L’image du producteur qui roule sur l’or, qui s’est fait construire un domaine à Charlevoix, ou qui s’est acheté un appartement à Paris ne correspondrait pas à la réalité, toujours selon Louise Lamarre.

«Les producteurs sont des gens qui roulent à crédit, affirme-t-elle. Je ne parle pas des quatre ou cinq gros qui s’en sont mis plein les poches, mais de la majorité, de ceux qui ont hypothéqué leur maison deux fois et qui sont constamment sur la brèche. Le système actuel les oblige à tricher et les institutions le savent. Tout ce monde-là se tient les coudes bien serrés et constitue une caste impossible à pénétrer.»

Louise Lamarre est d’accord avec Fabienne Larouche sur une chose: le système actuel ne favorise nullement les créateurs. «Le gros bout du bâton, il est entre les mains des télédiffuseurs, dit-elle. Sans promesse de diffusion, un projet ne verra pas le jour. Les télédiffuseurs ont donc le pouvoir de décider de ce qui sera ou non créé au Québec.» Dans un tel contexte, on comprend pourquoi le réseau de contacts est si important.

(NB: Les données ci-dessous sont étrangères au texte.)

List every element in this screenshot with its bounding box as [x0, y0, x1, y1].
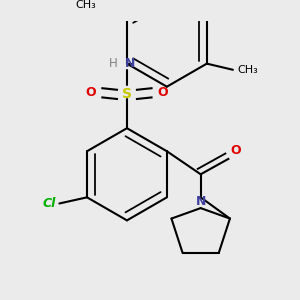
Text: H: H: [109, 57, 118, 70]
Text: O: O: [85, 86, 96, 99]
Text: N: N: [125, 57, 135, 70]
Text: S: S: [122, 87, 132, 101]
Text: CH₃: CH₃: [238, 65, 258, 75]
Text: O: O: [158, 86, 168, 99]
Text: CH₃: CH₃: [76, 0, 96, 10]
Text: N: N: [196, 195, 206, 208]
Text: Cl: Cl: [43, 197, 56, 210]
Text: O: O: [230, 144, 241, 158]
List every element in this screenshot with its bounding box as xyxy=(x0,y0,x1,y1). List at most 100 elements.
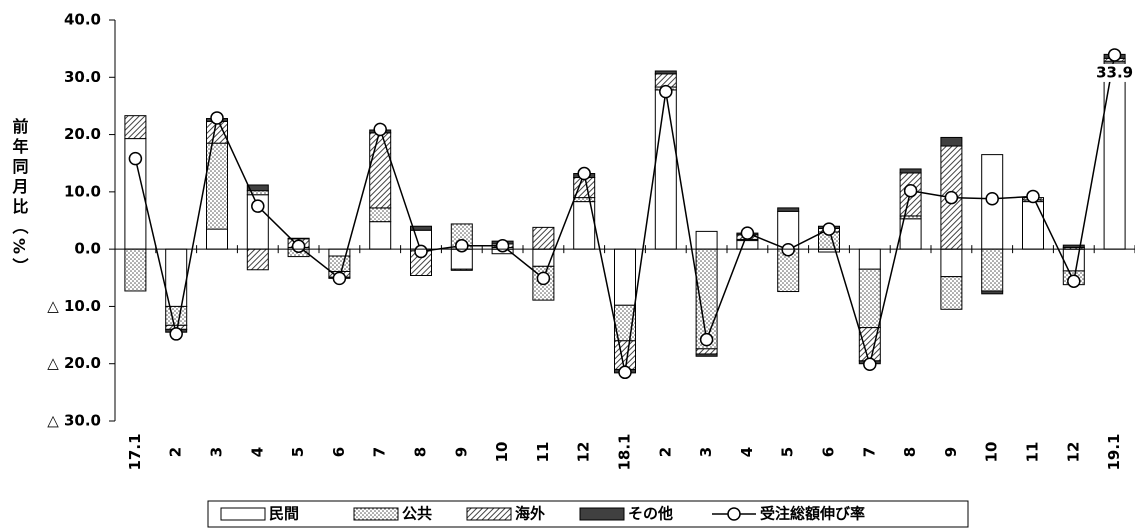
bar-segment xyxy=(654,70,677,75)
x-tick-label: 3 xyxy=(697,447,715,457)
x-tick-label: 12 xyxy=(1064,442,1082,463)
legend-swatch xyxy=(220,507,266,521)
line-point xyxy=(699,332,714,347)
bar-segment xyxy=(410,225,432,231)
bar-segment xyxy=(695,230,718,250)
line-point xyxy=(618,365,632,380)
line-point xyxy=(822,222,836,236)
bar-segment xyxy=(981,290,1004,295)
x-tick-label: 4 xyxy=(248,447,266,457)
y-tick-label: △ 20.0 xyxy=(47,354,101,372)
legend-label: 海外 xyxy=(515,505,545,523)
bar-segment xyxy=(777,207,800,212)
legend-label: 民間 xyxy=(269,505,299,523)
legend-marker xyxy=(727,507,741,521)
line-point xyxy=(536,271,551,286)
bar-segment xyxy=(573,197,596,203)
x-tick-label: 10 xyxy=(983,442,1001,463)
x-tick-label: 5 xyxy=(779,447,797,457)
line-point xyxy=(373,122,387,137)
bar-segment xyxy=(899,168,922,174)
x-tick-label: 7 xyxy=(860,447,878,457)
line-point xyxy=(659,84,673,99)
x-tick-label: 6 xyxy=(820,447,838,457)
bar-segment xyxy=(287,237,310,240)
legend-label: その他 xyxy=(628,505,673,523)
line-point xyxy=(1067,274,1081,288)
bar-segment xyxy=(124,248,147,292)
x-tick-label: 11 xyxy=(1024,442,1042,463)
line-point xyxy=(903,183,918,198)
x-tick-label: 18.1 xyxy=(616,433,634,470)
line-point xyxy=(577,166,591,181)
bar-segment xyxy=(573,177,596,199)
y-tick-label: △ 10.0 xyxy=(47,297,101,315)
legend-label: 公共 xyxy=(402,505,432,523)
bar-segment xyxy=(532,226,555,250)
line-point xyxy=(169,327,183,341)
bar-segment xyxy=(450,268,473,271)
bar-segment xyxy=(695,353,718,357)
line-point xyxy=(781,242,795,257)
bar-segment xyxy=(940,136,963,147)
y-tick-label: 20.0 xyxy=(64,125,101,143)
bar-segment xyxy=(858,248,881,270)
y-tick-label: 0.0 xyxy=(74,240,101,258)
bar-segment xyxy=(206,228,228,250)
bar-segment xyxy=(736,240,759,250)
legend-swatch xyxy=(466,507,512,521)
x-tick-label: 2 xyxy=(167,447,185,457)
line-point xyxy=(1026,189,1040,204)
x-tick-label: 12 xyxy=(575,442,593,463)
x-tick-label: 7 xyxy=(371,447,389,457)
bar-segment xyxy=(695,348,718,355)
line-point xyxy=(740,226,755,240)
line-point xyxy=(455,238,469,253)
y-tick-label: 30.0 xyxy=(64,68,101,86)
bar-segment xyxy=(1022,201,1044,250)
bar-segment xyxy=(940,276,963,310)
bar-segment xyxy=(1062,244,1085,248)
bar-segment xyxy=(165,305,188,326)
bar-segment xyxy=(246,248,269,271)
x-tick-label: 4 xyxy=(738,447,756,457)
line-point xyxy=(1107,48,1122,62)
legend-swatch xyxy=(353,507,399,521)
bar-segment xyxy=(1103,62,1126,250)
data-label-bg xyxy=(1093,63,1134,82)
bar-segment xyxy=(981,248,1004,292)
bar-segment xyxy=(369,207,392,223)
line-point xyxy=(251,199,265,213)
bar-segment xyxy=(940,248,963,278)
line-point xyxy=(944,190,959,205)
x-tick-label: 8 xyxy=(412,447,430,457)
bar-segment xyxy=(614,248,636,306)
y-axis-title: 前年同月比（%） xyxy=(10,117,30,278)
bar-segment xyxy=(328,255,351,272)
data-label: 33.9 xyxy=(1096,63,1133,81)
x-tick-label: 17.1 xyxy=(126,433,144,470)
x-tick-label: 9 xyxy=(942,447,960,457)
x-tick-label: 11 xyxy=(534,442,552,463)
y-tick-label: △ 30.0 xyxy=(47,412,101,430)
line-point xyxy=(291,239,306,254)
line-point xyxy=(863,357,877,372)
y-tick-label: 10.0 xyxy=(64,182,101,200)
x-tick-label: 8 xyxy=(901,447,919,457)
x-tick-label: 19.1 xyxy=(1105,433,1123,470)
line-point xyxy=(985,191,999,206)
line-point xyxy=(332,271,347,286)
x-tick-label: 10 xyxy=(493,442,511,463)
x-tick-label: 9 xyxy=(452,447,470,457)
legend-swatch xyxy=(579,507,625,521)
bar-segment xyxy=(614,340,636,370)
legend-label: 受注総額伸び率 xyxy=(760,505,865,523)
bar-segment xyxy=(654,89,677,250)
bar-segment xyxy=(369,221,392,250)
x-tick-label: 2 xyxy=(656,447,674,457)
bar-segment xyxy=(858,268,881,329)
bar-segment xyxy=(369,132,392,209)
x-tick-label: 3 xyxy=(208,447,226,457)
x-tick-label: 5 xyxy=(289,447,307,457)
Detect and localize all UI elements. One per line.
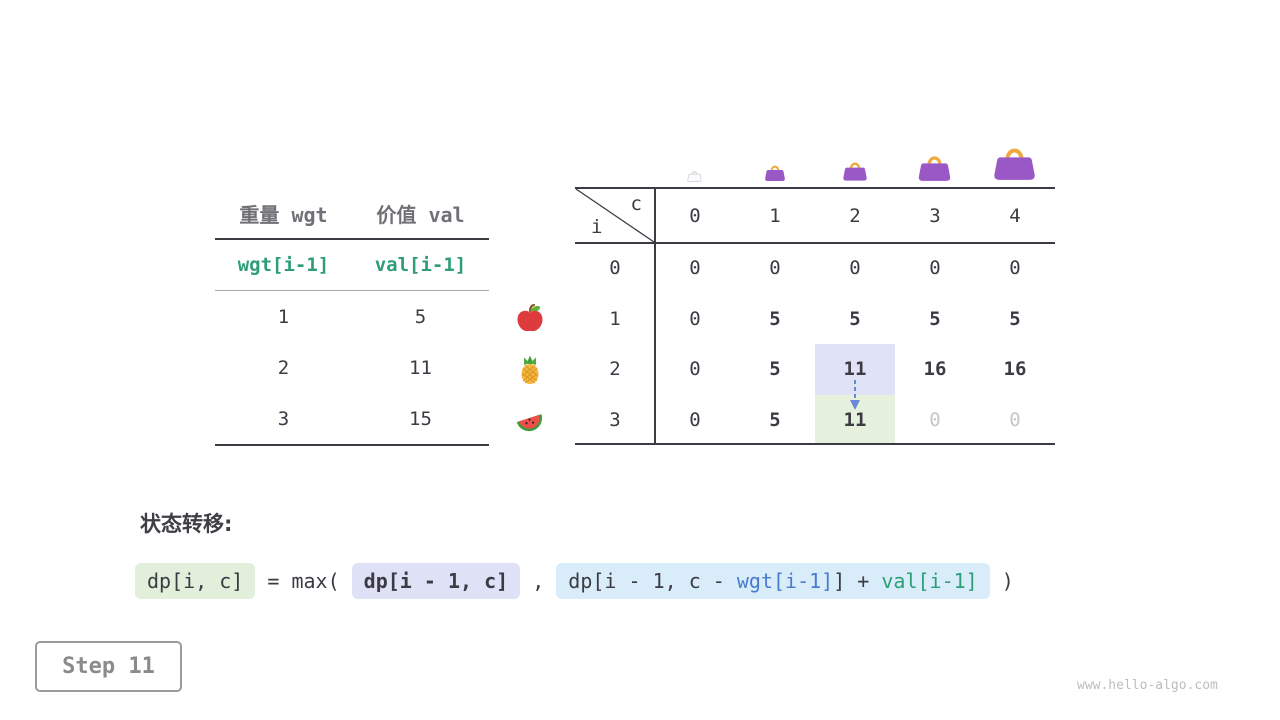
weights-table-header-row: 重量 wgt 价值 val: [215, 188, 489, 238]
row-header-3: 3: [609, 408, 621, 431]
dp-cell-3-3: 0: [929, 408, 941, 431]
formula-keep-option-chip: dp[i - 1, c]: [351, 563, 521, 599]
dp-cell-0-1: 0: [769, 257, 781, 280]
apple-icon: [514, 302, 546, 334]
value-column-header: 价值 val: [376, 202, 465, 227]
dp-table-bottom-border: [575, 443, 1055, 445]
state-transition-label: 状态转移:: [140, 512, 233, 536]
item-row-3: 3 15: [215, 393, 489, 444]
bag-icon-capacity-4: [992, 139, 1037, 182]
col-header-3: 3: [929, 204, 941, 227]
value-subheader: val[i-1]: [374, 254, 467, 276]
col-header-1: 1: [769, 204, 781, 227]
item-1-weight: 1: [277, 305, 290, 328]
weights-values-table: 重量 wgt 价值 val wgt[i-1] val[i-1] 1 5 2 11…: [215, 188, 489, 446]
dp-cell-2-0: 0: [689, 358, 701, 381]
dp-table-top-border: [575, 187, 1055, 189]
dp-cell-3-4: 0: [1009, 408, 1021, 431]
transition-arrow-icon: [850, 380, 860, 410]
dp-cell-2-3: 16: [923, 358, 947, 381]
pineapple-icon: [514, 354, 546, 386]
item-row-1: 1 5: [215, 291, 489, 342]
watermark-url: www.hello-algo.com: [1077, 678, 1218, 693]
formula-close-paren: ): [989, 569, 1014, 593]
row-header-1: 1: [609, 307, 621, 330]
item-variable-label: i: [591, 216, 603, 238]
item-1-value: 5: [414, 305, 427, 328]
dp-table-header-border: [575, 242, 1055, 244]
bag-icon-capacity-2: [842, 157, 868, 182]
dp-cell-2-2-source-highlight: 11: [815, 344, 895, 395]
weight-column-header: 重量 wgt: [239, 202, 328, 227]
item-3-value: 15: [409, 407, 432, 430]
watermelon-icon: [514, 405, 546, 437]
col-header-0: 0: [689, 204, 701, 227]
dp-cell-1-2: 5: [849, 307, 861, 330]
dp-cell-0-2: 0: [849, 257, 861, 280]
dp-row-i1: 1 0 5 5 5 5: [575, 294, 1055, 345]
dp-cell-3-1: 5: [769, 408, 781, 431]
take-val-term: val[i-1]: [881, 569, 978, 593]
formula-take-option-chip: dp[i - 1, c - wgt[i-1]] + val[i-1]: [556, 563, 990, 599]
dp-cell-2-4: 16: [1003, 358, 1027, 381]
dp-cell-0-3: 0: [929, 257, 941, 280]
bag-icon-capacity-1: [764, 161, 786, 182]
capacity-bags-row: [575, 126, 1055, 186]
capacity-variable-label: c: [630, 193, 642, 215]
dp-cell-2-1: 5: [769, 358, 781, 381]
dp-row-i3: 3 0 5 11 0 0: [575, 394, 1055, 445]
table-divider: [215, 444, 489, 446]
dp-table-vertical-border: [654, 188, 656, 445]
formula-lhs-chip: dp[i, c]: [135, 563, 256, 599]
formula-comma: ,: [520, 569, 557, 593]
dp-cell-1-0: 0: [689, 307, 701, 330]
formula-equals-max: = max(: [255, 569, 352, 593]
state-transition-formula: dp[i, c] = max( dp[i - 1, c] , dp[i - 1,…: [135, 558, 1014, 604]
dp-corner-cell: c i: [575, 188, 655, 243]
dp-cell-3-0: 0: [689, 408, 701, 431]
take-wgt-term: wgt[i-1]: [736, 569, 834, 593]
weights-table-subheader-row: wgt[i-1] val[i-1]: [215, 240, 489, 290]
row-header-0: 0: [609, 257, 621, 280]
col-header-4: 4: [1009, 204, 1021, 227]
corner-diagonal-line: [575, 188, 655, 243]
item-row-2: 2 11: [215, 342, 489, 393]
dp-cell-1-3: 5: [929, 307, 941, 330]
dp-header-row: c i 0 1 2 3 4: [575, 188, 1055, 243]
dp-row-i2: 2 0 5 11 16 16: [575, 344, 1055, 395]
dp-row-i0: 0 0 0 0 0 0: [575, 243, 1055, 294]
step-indicator: Step 11: [35, 641, 182, 692]
item-2-weight: 2: [277, 356, 290, 379]
col-header-2: 2: [849, 204, 861, 227]
bag-icon-capacity-0: [687, 168, 702, 182]
take-mid: ] +: [833, 569, 882, 593]
row-header-2: 2: [609, 358, 621, 381]
dp-cell-0-4: 0: [1009, 257, 1021, 280]
item-3-weight: 3: [277, 407, 290, 430]
dp-cell-0-0: 0: [689, 257, 701, 280]
dp-cell-1-1: 5: [769, 307, 781, 330]
bag-icon-capacity-3: [917, 149, 952, 182]
item-2-value: 11: [409, 356, 432, 379]
table-divider: [215, 238, 489, 240]
dp-table: c i 0 1 2 3 4 0 0 0 0 0 0 1 0 5: [575, 187, 1055, 445]
take-prefix: dp[i - 1, c -: [568, 569, 737, 593]
dp-cell-1-4: 5: [1009, 307, 1021, 330]
table-divider: [215, 290, 489, 291]
weight-subheader: wgt[i-1]: [237, 254, 330, 276]
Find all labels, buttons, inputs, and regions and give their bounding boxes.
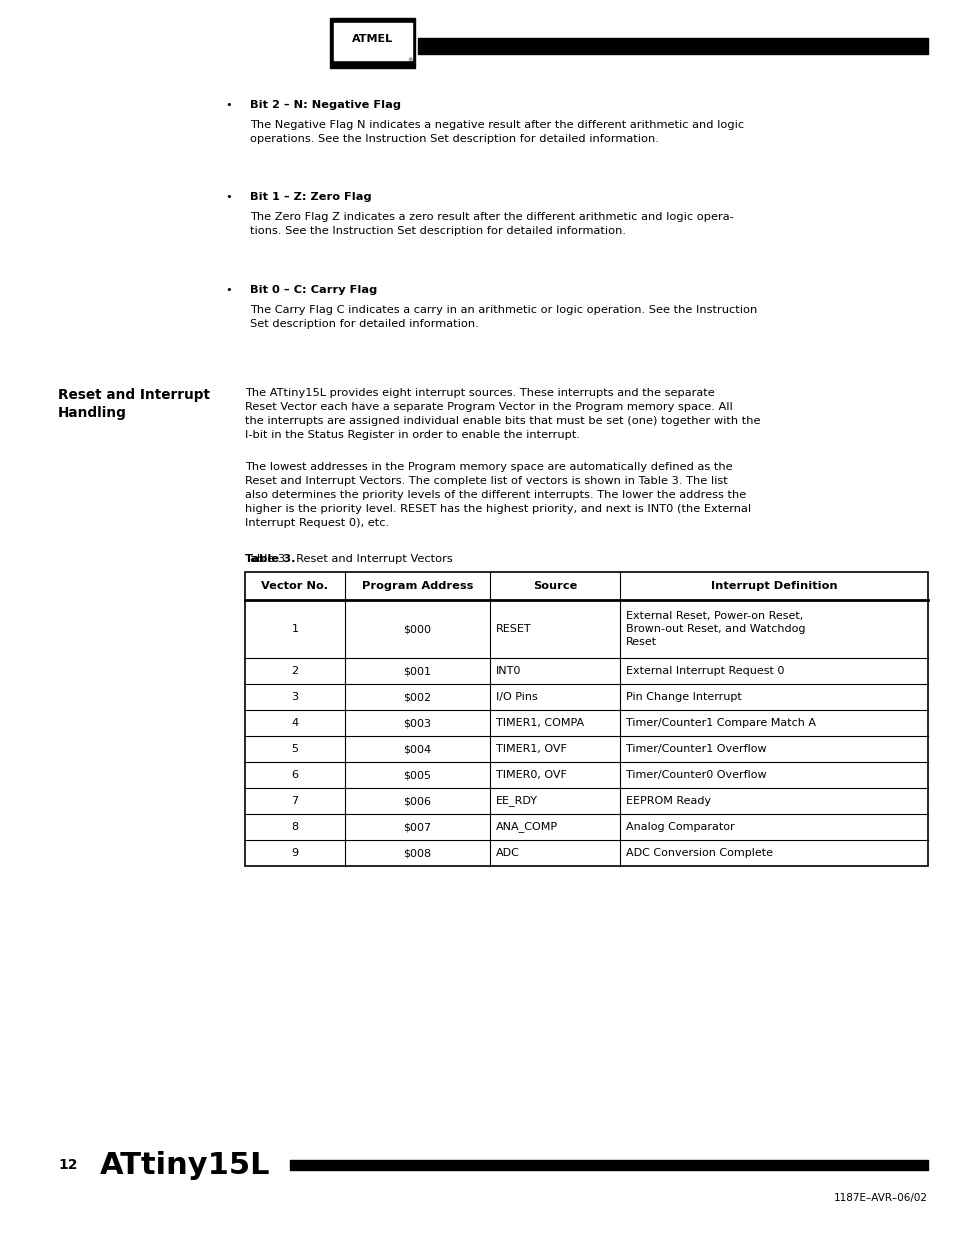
Text: $004: $004 <box>403 743 431 755</box>
Text: ADC: ADC <box>496 848 519 858</box>
Text: Timer/Counter1 Overflow: Timer/Counter1 Overflow <box>625 743 766 755</box>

Autre anomalie de ce système: la production indépendante y est totalement découragée.
Faites l’exercice. Tournez un documentaire avec votre propre argent et essayez d’obtenir une petite subvention pour la postproduction. Impossible. Maintenant, proposez une idée à un producteur. Si votre idée l’intéresse, il convaincra un télédiffuseur de s’engager (une lettre suffit). Le producteur décrochera alors un montant d’argent pour le développement, montant qui permettra d’écrire un synopsis. Malheur! À la lecture du synopsis, le télédiffuseur n’est plus intéressé. Le projet tombe à l’eau mais personne n’est obligé de rembourser la subvention au développement. En d’autres mots, le gouvernement a préféré investir dans un projet qui ne se réalisera pas plutôt que dans un film qui était déjà tourné.

Va-t-on se mettre à plaindre les «pôôôvres» producteurs maintenant? Pas du tout. En fait, on se demande ce qu’ils attendent pour faire le ménage de leur porcherie. La santé de notre télévision en dépend.

Le Mur des lamentations

Petit mot sur le Gala de l’ADISQ.

Le public achète des disques et des billets de spectacles. Il subventionne, par ses impôts, l’industrie du disque et du spectacle. Il subventionne Radio-Canada qui diffuse le Gala de l’ADISQ. Il paye cinquante sous l’appel pour voter pour l’interprète de l’année en nomination au Gala de l’ADISQ. Et quand il s’assoit tranquillement devant son téléviseur pour regarder un gala censé le divertir, qu’est-ce qu’il entend? Luc Plamondon, couvert de prix, qui se plaint de ne pas avoir remporté celui de la SOCAN. Yvon Deschamps, Félix à la main, qui se plaint d’avoir un simple d’esprit dans sa catégorie. Pierre Rodrigue, président de l’ADISQ, qui se plaint du sort réservé aux humoristes. Ce n’est plus un gala, c’est le Mur des lamentations. Et c’est vraiment désagréable.

Zapping

• Festival Hitchcock

Pour souligner le centenaire de la naissance d’Alfred Hitchcock, Télé-Québec présente H comme… Hitchcock (dimanche 7 novembre à 21 h), un portrait du maître du suspense qui a profondément marqué l’histoire du cinéma. Ce documentaire américain, dans lequel on verra des extraits de films personnels inédits, donne le coup d’envoi à une mini-rétrospective Hitchcock qui durera tout le mois de novembre. Au programme: Psychose (lundi 8 novembre, 20 h); Les Oiseaux (mardi 9 novembre, 20 h); Pas de printemps pour Marnie (samedi 13 novembre, 21 h 30); Fenêtre sur cour (lundi 15 novembre, 20 h); Frénésie (mardi 16 novembre, 20 h); Sueurs froides (samedi 20 novembre, 21 h); Mais qui a tué Harry? (lundi 22 novembre, 20 h); Le Rideau déchiré (mardi 23 novembre, 20 h); La Corde (samedi 27 novembre, 21 h). Télé-Québec.